Islah-E-Insan Ki Khudai Tadbiren
Urdu Translation of "Al-Tadbiratul Ilahiyya Fi Islahi al-Mamlakat al-Insaniyah By Ibn Arabi"
By Sheikh Akbar Mohiuddin Muhammad ibn Al-Arabi al-Andalusi
Hardback 462 Pages
Publisher : Areeb Publications, India
About The Book
"The book is divided into twenty-one chapters. Each section contains instructions for achieving unity, the Lord’s gift to humankind. They show how to keep order within the divine order while improving ourselves; how to guide our lives in the right way; how to protect His kingdom, which is the human being, from oblivion; how to rule it in the way that it is meant to be ruled, by the soul that the Lord has placed in it as His deputy.
This book is a fountain that both high and low will be able to quench their thirst by drinking from it. For those who are able to see beneath the evident, there are signs that, if followed, will lead to the Source. For those who see the surface, there are things plain as could be."
Ibn ‘Arabi wrote: "This little book contains vast knowledge of great benefit to all. It is gathered from the gardens of Eden and from divine providence. It is meant to be a guide to believers. There are neither conjectures nor doubts in it. Even if some may find faults in it, they will concede that they are small, fine, and beautiful. I call this book Divine Governance of the Human Kingdom.
He wrote this work as an answer to the former's request that he should explain the real meaning of secular politics in terms of the Sufi exposition of the government of the human empire.
About The Author
Ibn Arabi was a Mystic, philosopher, poet, sage, one of the world's great spiritual teachers. Known as Mohiuddin (the Revivifier of Religion) and the Shaykh al-Akbar (the Greatest Master), he was born in 560 AH (1165 AD) into the Moorish culture of Andalusian Spain, the centre of an extraordinary flourishing and cross-fertilization of Jewish, Christian and Islamic thought, through which the major scientific and philosophical works of antiquity were transmitted to Northern Europe.
Ibn 'Arabi's spiritual attainments were evident from an early age, and he was renowned for his great visionary capacity as well as being a superlative teacher. He travelled extensively in the Islamic world and died in Damascus in 1240 AD.
He wrote over 350 works including the Fusus al-Hikam, an exposition of the inner meaning of the wisdom of the prophets in the Judaic/ Christian/ Islamic line, and the Futuhat al-Makkiyya, a vast encyclopaedia of spiritual knowledge which unites and distinguishes the three strands of tradition, reason and mystical insight.

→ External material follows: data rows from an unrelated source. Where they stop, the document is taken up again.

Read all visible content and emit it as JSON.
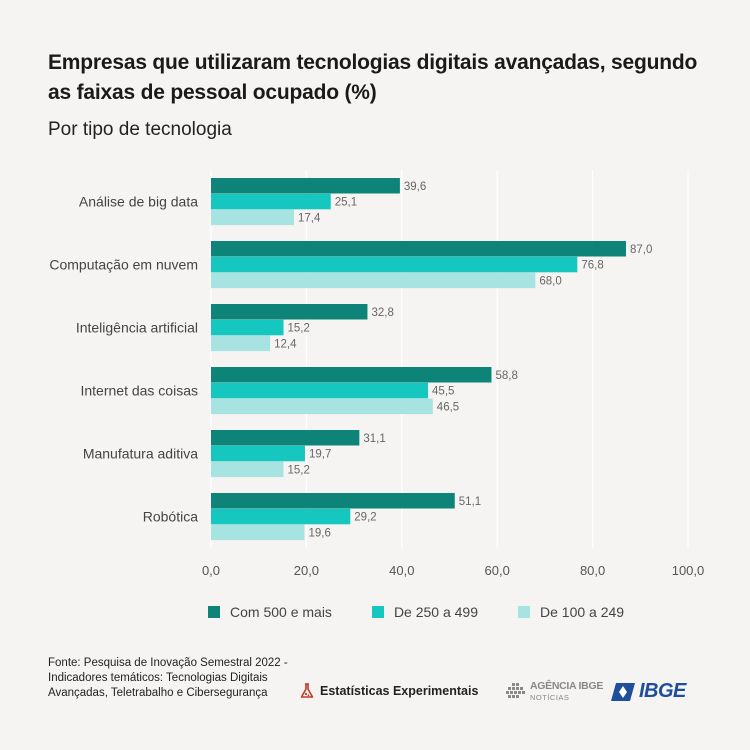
{
  "title": "Empresas que utilizaram tecnologias digitais avançadas, segundo as faixas de pessoal ocupado (%)",
  "subtitle": "Por tipo de tecnologia",
  "colors": {
    "series_1": "#0e8378",
    "series_2": "#16c7bf",
    "series_3": "#a7e3e1",
    "grid": "#ffffff",
    "background": "#f5f4f2"
  },
  "chart_data": {
    "type": "bar",
    "orientation": "horizontal",
    "categories": [
      "Análise de big data",
      "Computação em nuvem",
      "Inteligência artificial",
      "Internet das coisas",
      "Manufatura aditiva",
      "Robótica"
    ],
    "series": [
      {
        "name": "Com 500 e mais",
        "values": [
          39.6,
          87.0,
          32.8,
          58.8,
          31.1,
          51.1
        ]
      },
      {
        "name": "De 250 a 499",
        "values": [
          25.1,
          76.8,
          15.2,
          45.5,
          19.7,
          29.2
        ]
      },
      {
        "name": "De 100 a 249",
        "values": [
          17.4,
          68.0,
          12.4,
          46.5,
          15.2,
          19.6
        ]
      }
    ],
    "value_labels": [
      [
        "39,6",
        "87,0",
        "32,8",
        "58,8",
        "31,1",
        "51,1"
      ],
      [
        "25,1",
        "76,8",
        "15,2",
        "45,5",
        "19,7",
        "29,2"
      ],
      [
        "17,4",
        "68,0",
        "12,4",
        "46,5",
        "15,2",
        "19,6"
      ]
    ],
    "xlim": [
      0,
      100
    ],
    "xticks": [
      0,
      20,
      40,
      60,
      80,
      100
    ],
    "xtick_labels": [
      "0,0",
      "20,0",
      "40,0",
      "60,0",
      "80,0",
      "100,0"
    ],
    "grid": true,
    "legend_position": "bottom"
  },
  "legend": [
    {
      "label": "Com 500 e mais"
    },
    {
      "label": "De 250 a 499"
    },
    {
      "label": "De 100 a 249"
    }
  ],
  "source": "Fonte: Pesquisa de Inovação Semestral 2022 - Indicadores temáticos: Tecnologias Digitais Avançadas, Teletrabalho e Cibersegurança",
  "logos": {
    "estatisticas": "Estatísticas Experimentais",
    "agencia_top": "AGÊNCIA IBGE",
    "agencia_bottom": "NOTÍCIAS",
    "ibge": "IBGE"
  }
}
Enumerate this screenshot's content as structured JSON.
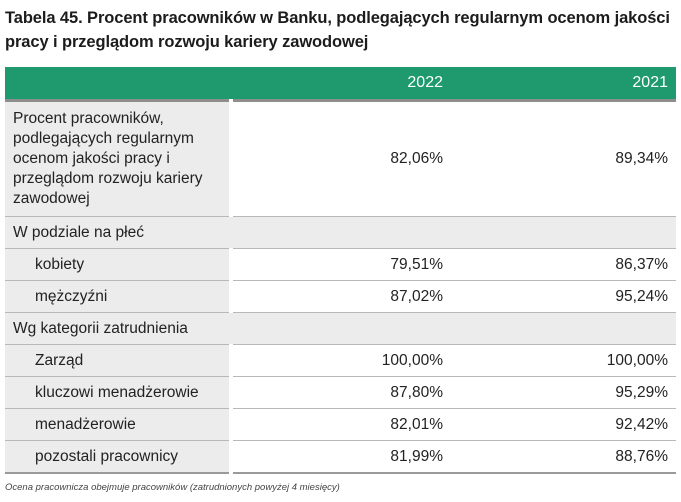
{
  "title": "Tabela 45. Procent pracowników w Banku, podlegających regularnym ocenom jakości pracy i przeglądom rozwoju kariery zawodowej",
  "columns": [
    "2022",
    "2021"
  ],
  "main_row": {
    "label": "Procent pracowników, podlegających regularnym ocenom jakości pracy i przeglądom rozwoju kariery zawodowej",
    "values": [
      "82,06%",
      "89,34%"
    ]
  },
  "sections": [
    {
      "label": "W podziale na płeć",
      "rows": [
        {
          "label": "kobiety",
          "values": [
            "79,51%",
            "86,37%"
          ]
        },
        {
          "label": "mężczyźni",
          "values": [
            "87,02%",
            "95,24%"
          ]
        }
      ]
    },
    {
      "label": "Wg kategorii zatrudnienia",
      "rows": [
        {
          "label": "Zarząd",
          "values": [
            "100,00%",
            "100,00%"
          ]
        },
        {
          "label": "kluczowi menadżerowie",
          "values": [
            "87,80%",
            "95,29%"
          ]
        },
        {
          "label": "menadżerowie",
          "values": [
            "82,01%",
            "92,42%"
          ]
        },
        {
          "label": "pozostali pracownicy",
          "values": [
            "81,99%",
            "88,76%"
          ]
        }
      ]
    }
  ],
  "footnote": "Ocena pracownicza obejmuje pracowników (zatrudnionych powyżej 4 miesięcy)"
}
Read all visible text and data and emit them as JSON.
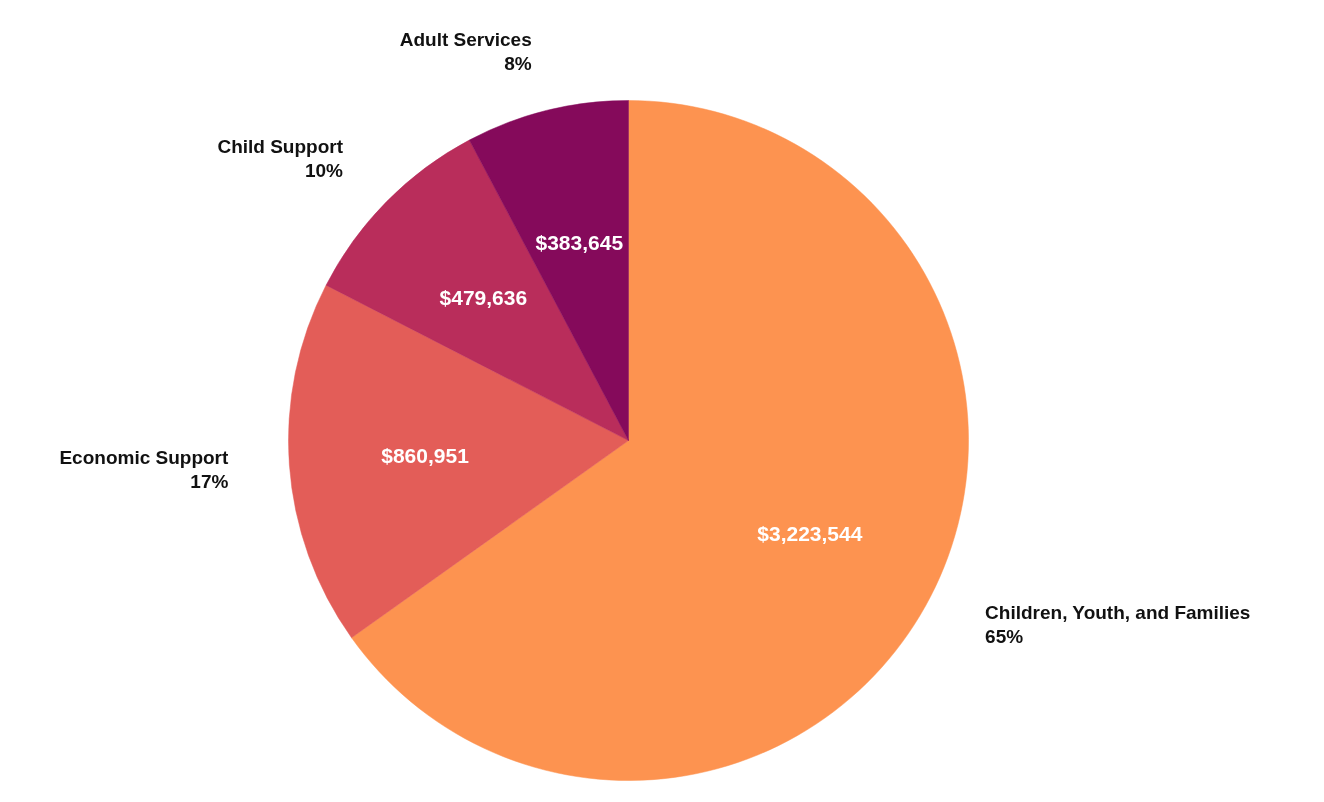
{
  "chart_data": {
    "type": "pie",
    "categories": [
      "Children, Youth, and Families",
      "Economic Support",
      "Child Support",
      "Adult Services"
    ],
    "values": [
      3223544,
      860951,
      479636,
      383645
    ],
    "colors": [
      "#fd9350",
      "#e35d58",
      "#b92d5b",
      "#850a5b"
    ],
    "value_labels": [
      "$3,223,544",
      "$860,951",
      "$479,636",
      "$383,645"
    ],
    "annotations": [
      {
        "text": "65%",
        "x": "Children, Youth, and Families"
      },
      {
        "text": "17%",
        "x": "Economic Support"
      },
      {
        "text": "10%",
        "x": "Child Support"
      },
      {
        "text": "8%",
        "x": "Adult Services"
      }
    ]
  }
}
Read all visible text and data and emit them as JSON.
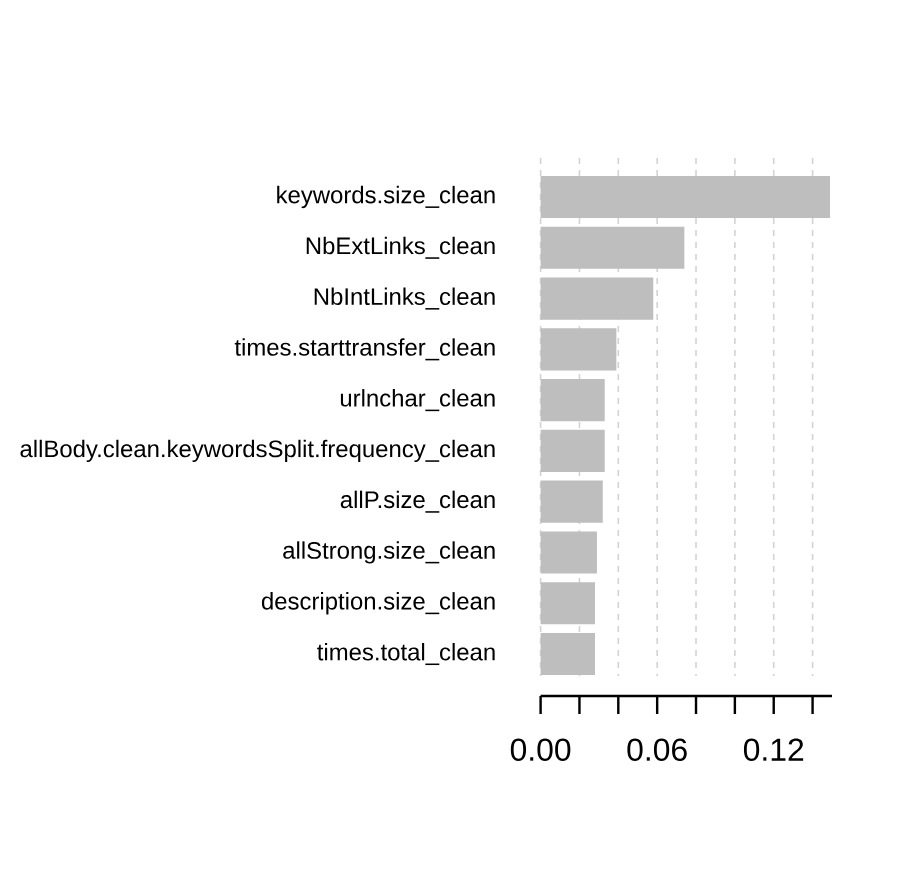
{
  "chart_data": {
    "type": "bar",
    "orientation": "horizontal",
    "categories": [
      "keywords.size_clean",
      "NbExtLinks_clean",
      "NbIntLinks_clean",
      "times.starttransfer_clean",
      "urlnchar_clean",
      "allBody.clean.keywordsSplit.frequency_clean",
      "allP.size_clean",
      "allStrong.size_clean",
      "description.size_clean",
      "times.total_clean"
    ],
    "values": [
      0.149,
      0.074,
      0.058,
      0.039,
      0.033,
      0.033,
      0.032,
      0.029,
      0.028,
      0.028
    ],
    "color": "#bebebe",
    "xlim": [
      0,
      0.15
    ],
    "xticks": [
      {
        "value": 0,
        "label": "0.00"
      },
      {
        "value": 0.02,
        "label": null
      },
      {
        "value": 0.04,
        "label": null
      },
      {
        "value": 0.06,
        "label": "0.06"
      },
      {
        "value": 0.08,
        "label": null
      },
      {
        "value": 0.1,
        "label": null
      },
      {
        "value": 0.12,
        "label": "0.12"
      },
      {
        "value": 0.14,
        "label": null
      }
    ],
    "grid": "x"
  }
}
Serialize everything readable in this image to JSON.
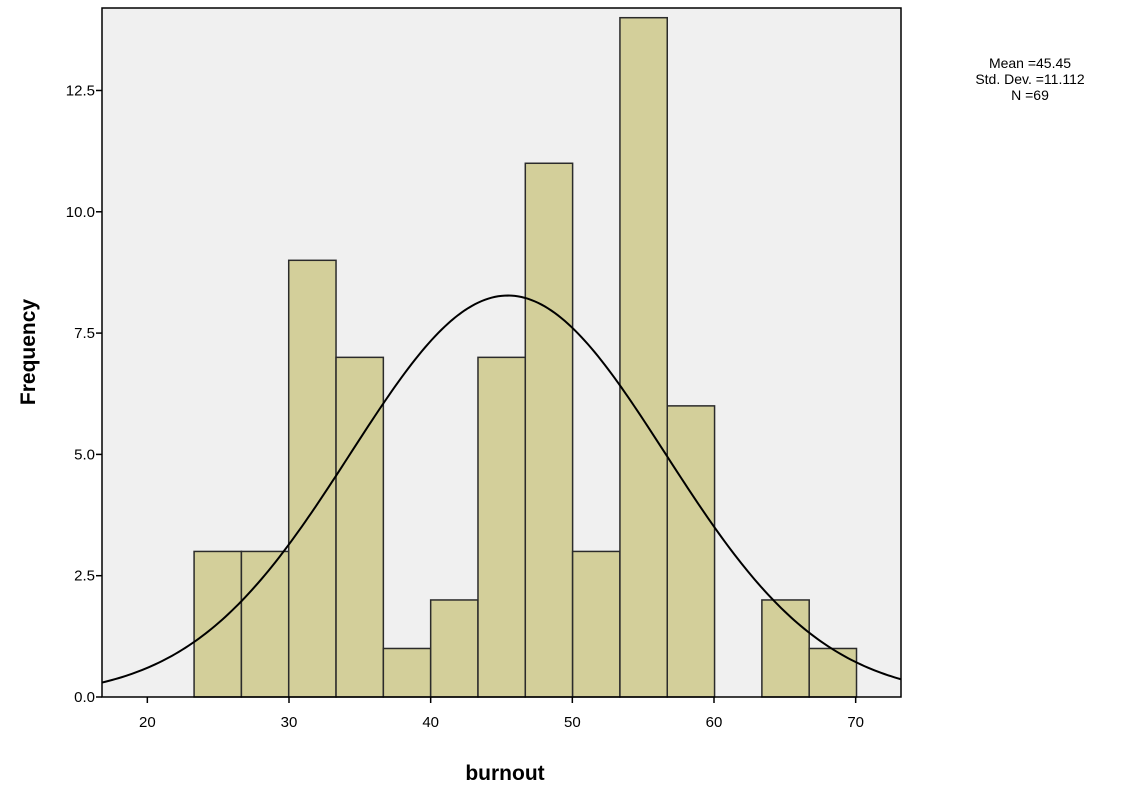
{
  "chart_data": {
    "type": "bar",
    "subtype": "histogram",
    "xlabel": "burnout",
    "ylabel": "Frequency",
    "xlim": [
      16.8,
      73.2
    ],
    "ylim": [
      0,
      14.2
    ],
    "x_ticks": [
      20,
      30,
      40,
      50,
      60,
      70
    ],
    "y_ticks": [
      0.0,
      2.5,
      5.0,
      7.5,
      10.0,
      12.5
    ],
    "y_tick_labels": [
      "0.0",
      "2.5",
      "5.0",
      "7.5",
      "10.0",
      "12.5"
    ],
    "bin_width": 3.34,
    "bins": [
      {
        "start": 23.3,
        "end": 26.64,
        "count": 3
      },
      {
        "start": 26.64,
        "end": 29.98,
        "count": 3
      },
      {
        "start": 29.98,
        "end": 33.32,
        "count": 9
      },
      {
        "start": 33.32,
        "end": 36.66,
        "count": 7
      },
      {
        "start": 36.66,
        "end": 40.0,
        "count": 1
      },
      {
        "start": 40.0,
        "end": 43.34,
        "count": 2
      },
      {
        "start": 43.34,
        "end": 46.68,
        "count": 7
      },
      {
        "start": 46.68,
        "end": 50.02,
        "count": 11
      },
      {
        "start": 50.02,
        "end": 53.36,
        "count": 3
      },
      {
        "start": 53.36,
        "end": 56.7,
        "count": 14
      },
      {
        "start": 56.7,
        "end": 60.04,
        "count": 6
      },
      {
        "start": 60.04,
        "end": 63.38,
        "count": 0
      },
      {
        "start": 63.38,
        "end": 66.72,
        "count": 2
      },
      {
        "start": 66.72,
        "end": 70.06,
        "count": 1
      }
    ],
    "normal_curve": {
      "mean": 45.45,
      "std": 11.112,
      "n": 69
    },
    "stats_labels": [
      "Mean =45.45",
      "Std. Dev. =11.112",
      "N =69"
    ],
    "grid": false,
    "colors": {
      "bar_fill": "#d3cf9a",
      "bar_stroke": "#2b2b2b",
      "plot_bg": "#f0f0f0",
      "curve": "#000000"
    }
  }
}
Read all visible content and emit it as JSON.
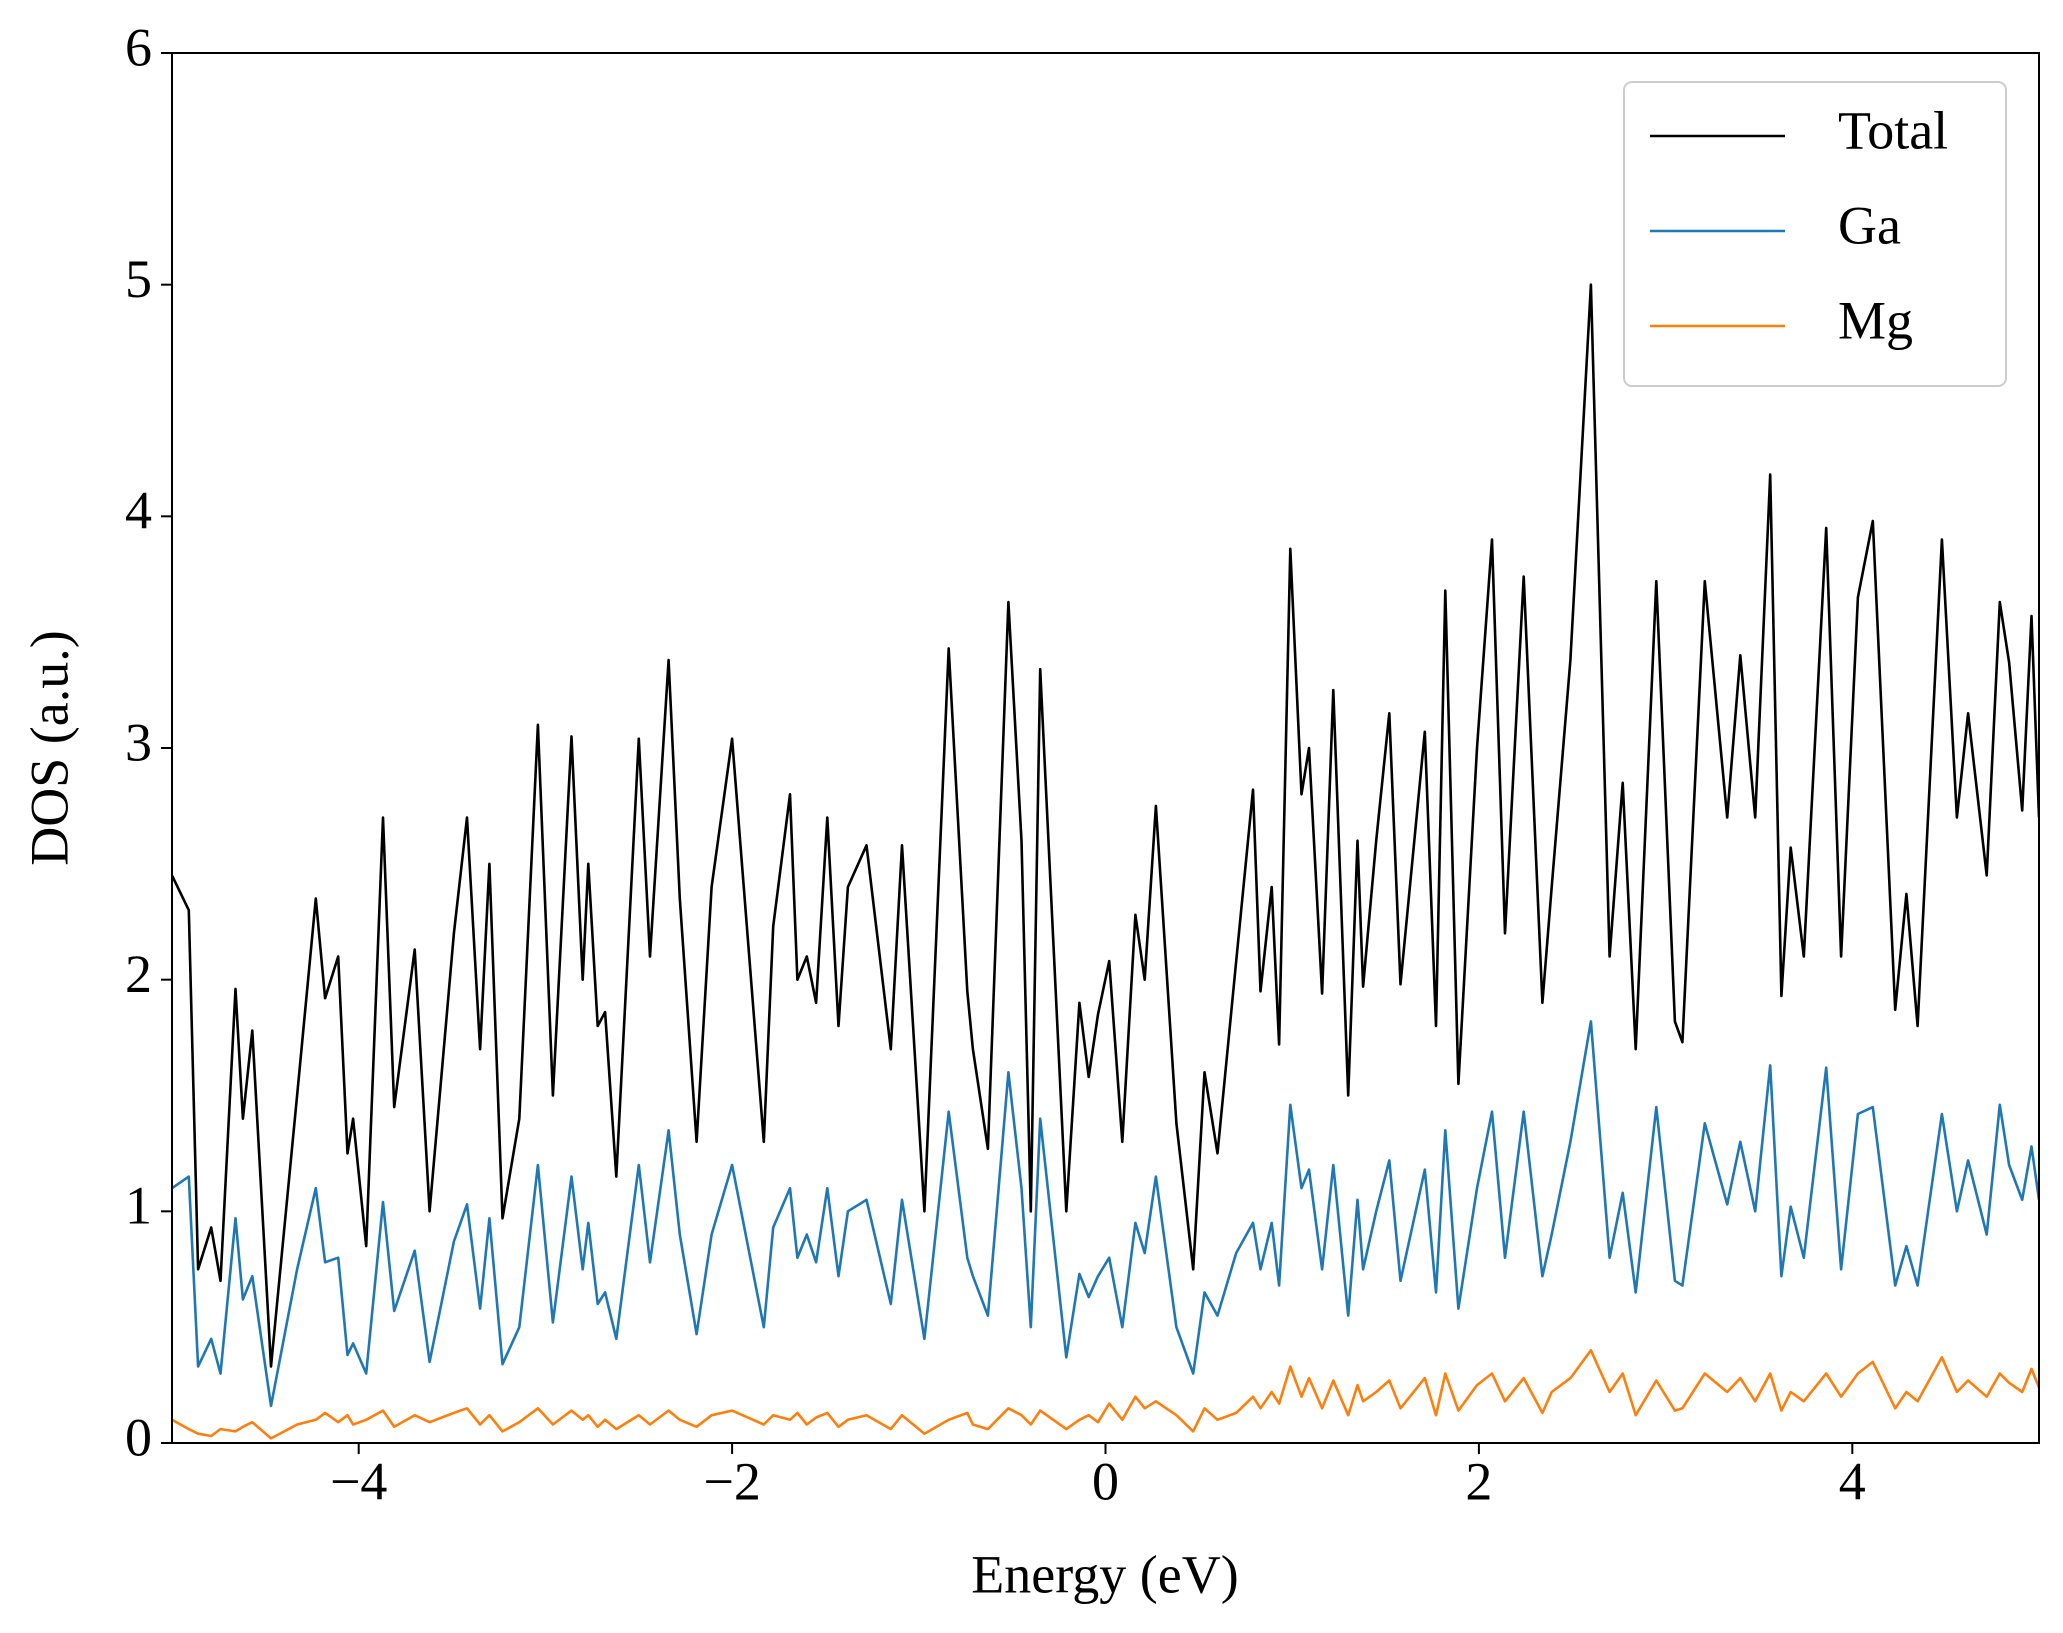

In his Diwan and Tarjuman al-Ashwaq he also wrote some of the finest poetry in the Arabic language. These extensive writings provide a beautiful exposition of the Unity of Being, the single and indivisible reality which simultaneously transcends and is manifested in all the images of the world. Ibn 'Arabi shows how Man, in perfection, is the complete image of this reality and how those who truly know their essential self, know God.
Firmly rooted in the Quran, his work is universal, accepting that each person has a unique path to the truth, which unites all paths in itself. He has profoundly influenced the development of Islam since his time, as well as significant aspects of the philosophy and literature of the West. His wisdom has much to offer us in the modern world in terms of understanding what it means to be human.